No, this isn’t the satire by Bernard Shaw set in the cabinet office of Number Ten, though there are odd moments when I wished it were. Instead, Amy Rosenthal’s new comedy is a study in friendship and communal living in Cornwall in 1916. D H Lawrence and Frieda have invited Katherine Mansfield and John Middleton Murry to come and live next door.
Murry had met Lawrence in 1914 but didn’t marry Mansfield until 1918, and the heart of the play is poised somewhere between the publication of The Rainbow and the writing of Women in Love, a novel (and Ken Russell film) directly alluded to when Ed Stoppard as the bearded wonder strips to the buff and invites Nick Caldecott as Murry – easily the most attractive, interesting performance of the night — to express his manly side and wrestle with him in front of the cottage fire.
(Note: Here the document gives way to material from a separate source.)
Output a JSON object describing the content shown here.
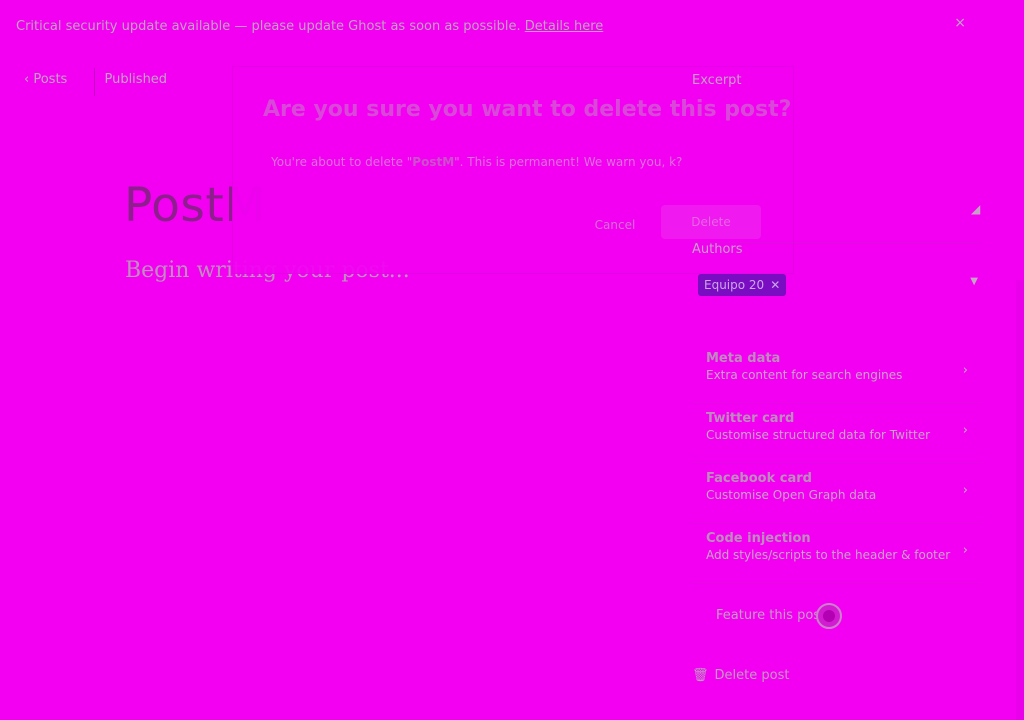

While being diligent with her sources, including Mansfield’s wonderful journals, Rosenthal – daughter of the peerless late Jack and his wife Maureen Lipman – has avoided many of the pitfalls of domestic strife among the famous by writing strongly and sensibly about the characters, so that you don’t feel too bludgeoned by heritage-style chit-chat.
There’s a bad moment, though, when Tracy-Ann Oberman as Frieda reads two lines of the new novel and acidly remarks that a book about women in love is really all about the men. And Paul Burgess’s design is an over-priced, over-literal, off-putting construction of plastic bricks, turrets and garish colours with a token view of the wild-flower cliff vistas you wish engulfed the whole stage.
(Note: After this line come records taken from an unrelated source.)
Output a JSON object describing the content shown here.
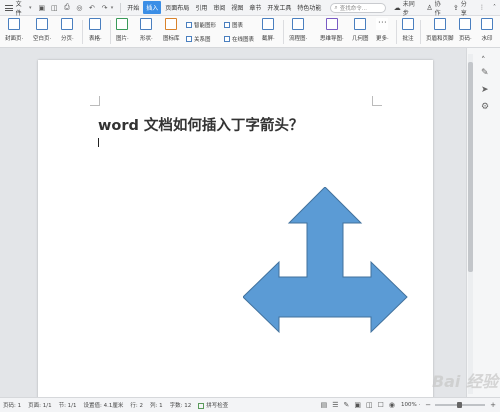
{
  "menubar": {
    "file_label": "文件",
    "tabs": [
      "开始",
      "插入",
      "页面布局",
      "引用",
      "审阅",
      "视图",
      "章节",
      "开发工具",
      "特色功能"
    ],
    "active_tab": "插入",
    "search_placeholder": "查找命令...",
    "sync_label": "未同步",
    "collab_label": "协作",
    "share_label": "分享"
  },
  "ribbon": {
    "buttons": [
      {
        "label": "封面页·",
        "icon": "cover-page-icon"
      },
      {
        "label": "空白页·",
        "icon": "blank-page-icon"
      },
      {
        "label": "分页·",
        "icon": "page-break-icon"
      },
      {
        "label": "表格·",
        "icon": "table-icon"
      },
      {
        "label": "图片·",
        "icon": "picture-icon"
      },
      {
        "label": "形状·",
        "icon": "shape-icon"
      },
      {
        "label": "图标库",
        "icon": "icon-library-icon"
      },
      {
        "label": "截屏·",
        "icon": "screenshot-icon"
      },
      {
        "label": "流程图·",
        "icon": "flowchart-icon"
      },
      {
        "label": "思维导图·",
        "icon": "mindmap-icon"
      },
      {
        "label": "几何图",
        "icon": "geometry-icon"
      },
      {
        "label": "更多·",
        "icon": "more-icon"
      },
      {
        "label": "批注",
        "icon": "comment-icon"
      },
      {
        "label": "页眉和页脚",
        "icon": "header-footer-icon"
      },
      {
        "label": "页码·",
        "icon": "page-number-icon"
      },
      {
        "label": "水印",
        "icon": "watermark-icon"
      }
    ],
    "small_items": [
      "智能图形",
      "图表",
      "关系图",
      "在线图表"
    ]
  },
  "document": {
    "title": "word 文档如何插入丁字箭头？",
    "shape": "t-arrow",
    "shape_color": "#5b9bd5",
    "shape_stroke": "#41719c"
  },
  "statusbar": {
    "page_num": "页码: 1",
    "page_of": "页面: 1/1",
    "section": "节: 1/1",
    "position": "设置值: 4.1厘米",
    "row": "行: 2",
    "col": "列: 1",
    "word_count": "字数: 12",
    "spell_check": "拼写检查",
    "zoom": "100% ·"
  },
  "watermark_text": "Bai 经验"
}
Oberman’s Frieda is a well-judged Jewish comic turn that suggests her lust for Lawrence was almost as keen as her taste for cream cakes, while Charlotte Emmerson’s chiselled Mansfield hints at the rough man’s pulling power and her own suicidal tendencies rooted in a peripatetic existence since leaving New Zealand.
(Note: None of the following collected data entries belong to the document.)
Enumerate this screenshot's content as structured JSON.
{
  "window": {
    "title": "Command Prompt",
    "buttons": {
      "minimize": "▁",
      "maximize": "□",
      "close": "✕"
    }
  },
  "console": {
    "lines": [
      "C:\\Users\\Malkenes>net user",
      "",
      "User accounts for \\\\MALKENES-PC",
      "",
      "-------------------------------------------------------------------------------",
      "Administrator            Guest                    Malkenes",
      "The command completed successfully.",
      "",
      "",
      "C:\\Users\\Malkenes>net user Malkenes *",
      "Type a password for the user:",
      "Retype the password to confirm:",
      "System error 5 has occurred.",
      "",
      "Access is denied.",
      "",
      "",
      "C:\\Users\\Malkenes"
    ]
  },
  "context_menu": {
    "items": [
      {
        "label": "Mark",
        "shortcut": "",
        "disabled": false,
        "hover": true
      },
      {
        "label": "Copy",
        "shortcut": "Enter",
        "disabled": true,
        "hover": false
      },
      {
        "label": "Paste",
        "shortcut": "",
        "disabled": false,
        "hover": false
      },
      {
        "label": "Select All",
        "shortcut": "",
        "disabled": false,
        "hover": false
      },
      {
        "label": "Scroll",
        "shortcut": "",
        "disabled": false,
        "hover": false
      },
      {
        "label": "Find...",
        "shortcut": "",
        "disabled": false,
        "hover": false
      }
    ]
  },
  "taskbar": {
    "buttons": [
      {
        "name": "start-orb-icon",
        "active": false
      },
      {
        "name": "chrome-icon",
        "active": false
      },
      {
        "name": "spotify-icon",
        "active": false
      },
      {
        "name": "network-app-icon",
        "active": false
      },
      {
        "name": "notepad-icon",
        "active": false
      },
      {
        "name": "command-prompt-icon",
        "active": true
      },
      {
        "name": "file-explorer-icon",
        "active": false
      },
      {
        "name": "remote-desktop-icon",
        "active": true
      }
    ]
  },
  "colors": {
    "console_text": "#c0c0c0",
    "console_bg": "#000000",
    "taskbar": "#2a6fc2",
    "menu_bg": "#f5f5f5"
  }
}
Stoppard is a game and hearty Lawrence, spitting out his routine objections to the Bloomsberries at Garsington, but there’s something a bit “put on” about the performance. Clare Lizzimore’s production is good at the ingrown communal vision and invites comparison (unflattering, I’m afraid) with Bloody Poetry, Howard Brenton’s play about the Shelleys and Lord Byron on Lake Geneva at this address two decades ago.